With 35 customers, Adelman is still able to work in an informal, neighborly way. There are no written contracts. One customer pays him in fresh fish. Another helped him with tower work when he broke his leg. For now, he has plenty of bandwidth, and Cruzio could easily double what it supplies him.

So when will he give up his ISP hobby? Not until it starts to seem like real work, Adelman says. If the business keeps growing, he will eventually have to put in a real billing system and hire someone to help with installation – and then it won’t be fun anymore. At that point, it will be time to start talking with Cruzio about selling the system.

The Final Frontier

“The areas farther away from the corridor, in the mountains, are those we’re most concerned about,” Hackett says. Cruzio serves these areas with old ADSL and ADSL2 networks, and the incumbent that owns the copper is pulling out the infrastructure and replacing it with only cellular service. In these areas, making a business case for a new high-speed network is difficult.
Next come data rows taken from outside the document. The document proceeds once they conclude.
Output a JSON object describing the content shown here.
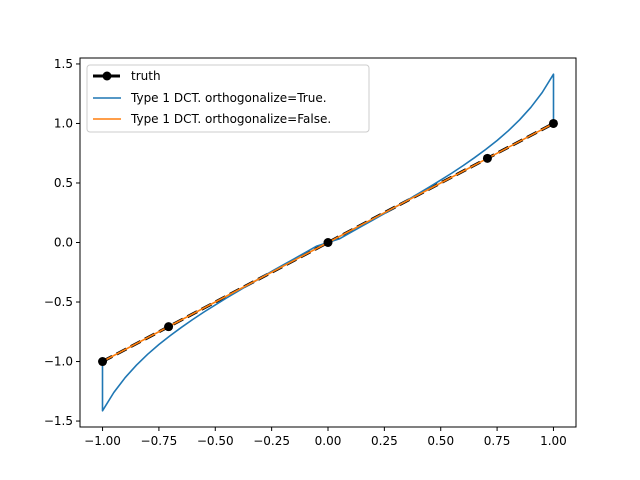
{
  "chart_data": {
    "type": "line",
    "title": "",
    "xlabel": "",
    "ylabel": "",
    "xlim": [
      -1.1,
      1.1
    ],
    "ylim": [
      -1.55,
      1.55
    ],
    "grid": false,
    "legend_placement": "top-left",
    "x_ticks": [
      -1.0,
      -0.75,
      -0.5,
      -0.25,
      0.0,
      0.25,
      0.5,
      0.75,
      1.0
    ],
    "x_tick_labels": [
      "−1.00",
      "−0.75",
      "−0.50",
      "−0.25",
      "0.00",
      "0.25",
      "0.50",
      "0.75",
      "1.00"
    ],
    "y_ticks": [
      -1.5,
      -1.0,
      -0.5,
      0.0,
      0.5,
      1.0,
      1.5
    ],
    "y_tick_labels": [
      "−1.5",
      "−1.0",
      "−0.5",
      "0.0",
      "0.5",
      "1.0",
      "1.5"
    ],
    "series": [
      {
        "name": "truth",
        "color": "#000000",
        "style": "dashed-with-markers",
        "x": [
          -1.0,
          -0.7071,
          0.0,
          0.7071,
          1.0
        ],
        "y": [
          -1.0,
          -0.7071,
          0.0,
          0.7071,
          1.0
        ]
      },
      {
        "name": "Type 1 DCT. orthogonalize=True.",
        "color": "#1f77b4",
        "style": "solid",
        "x": [
          -1.0,
          -1.0,
          -0.95,
          -0.9,
          -0.85,
          -0.8,
          -0.75,
          -0.7,
          -0.65,
          -0.6,
          -0.55,
          -0.5,
          -0.45,
          -0.4,
          -0.35,
          -0.3,
          -0.25,
          -0.2,
          -0.15,
          -0.1,
          -0.05,
          0.0,
          0.05,
          0.1,
          0.15,
          0.2,
          0.25,
          0.3,
          0.35,
          0.4,
          0.45,
          0.5,
          0.55,
          0.6,
          0.65,
          0.7,
          0.75,
          0.8,
          0.85,
          0.9,
          0.95,
          1.0,
          1.0
        ],
        "y": [
          -1.0,
          -1.414,
          -1.26,
          -1.136,
          -1.031,
          -0.939,
          -0.857,
          -0.782,
          -0.712,
          -0.647,
          -0.584,
          -0.524,
          -0.466,
          -0.41,
          -0.354,
          -0.299,
          -0.244,
          -0.19,
          -0.137,
          -0.083,
          -0.03,
          0.0,
          0.03,
          0.083,
          0.137,
          0.19,
          0.244,
          0.299,
          0.354,
          0.41,
          0.466,
          0.524,
          0.584,
          0.647,
          0.712,
          0.782,
          0.857,
          0.939,
          1.031,
          1.136,
          1.26,
          1.414,
          1.0
        ]
      },
      {
        "name": "Type 1 DCT. orthogonalize=False.",
        "color": "#ff7f0e",
        "style": "solid",
        "x": [
          -1.0,
          -0.5,
          0.0,
          0.5,
          1.0
        ],
        "y": [
          -1.0,
          -0.5,
          0.0,
          0.5,
          1.0
        ]
      }
    ]
  }
}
One strategy for the rural areas is to work with “micro-ISPs.” These are founded by tech-savvy residents who lease backhaul from Cruzio to serve themselves and a group of neighbors. (See the sidebar for an example of one.) “There are retired technologists in our mountains – throw a rock and you’ll hit one,” Hackett says. “They are our dream come true.”

Cruzio gives them advice about which protocols and equipment they should use, advises them about network management and even helps them market their services so that eventually, when these micro-networks become too large for the founders to manage, they can be folded into Cruzio’s network.

But despite the prevalence of retired Silicon Valley folks, most rural residents don’t want to manage their own internet connections. The more scalable solution for these areas, Hackett says, is to develop public-private partnerships with local governments or the county government. Another possibility is to obtain grants from the California Advanced Services Fund, which just received new funding.

The county government recently set up a series of rural community meetings, and residents eager for better broadband showed up in large numbers. Hackett says Cruzio is willing to partner with any community that takes the initiative to invest in broadband and gather precommitments to demonstrate interest. “The joy of a public-private partnership is that the whole community can get built,” he says.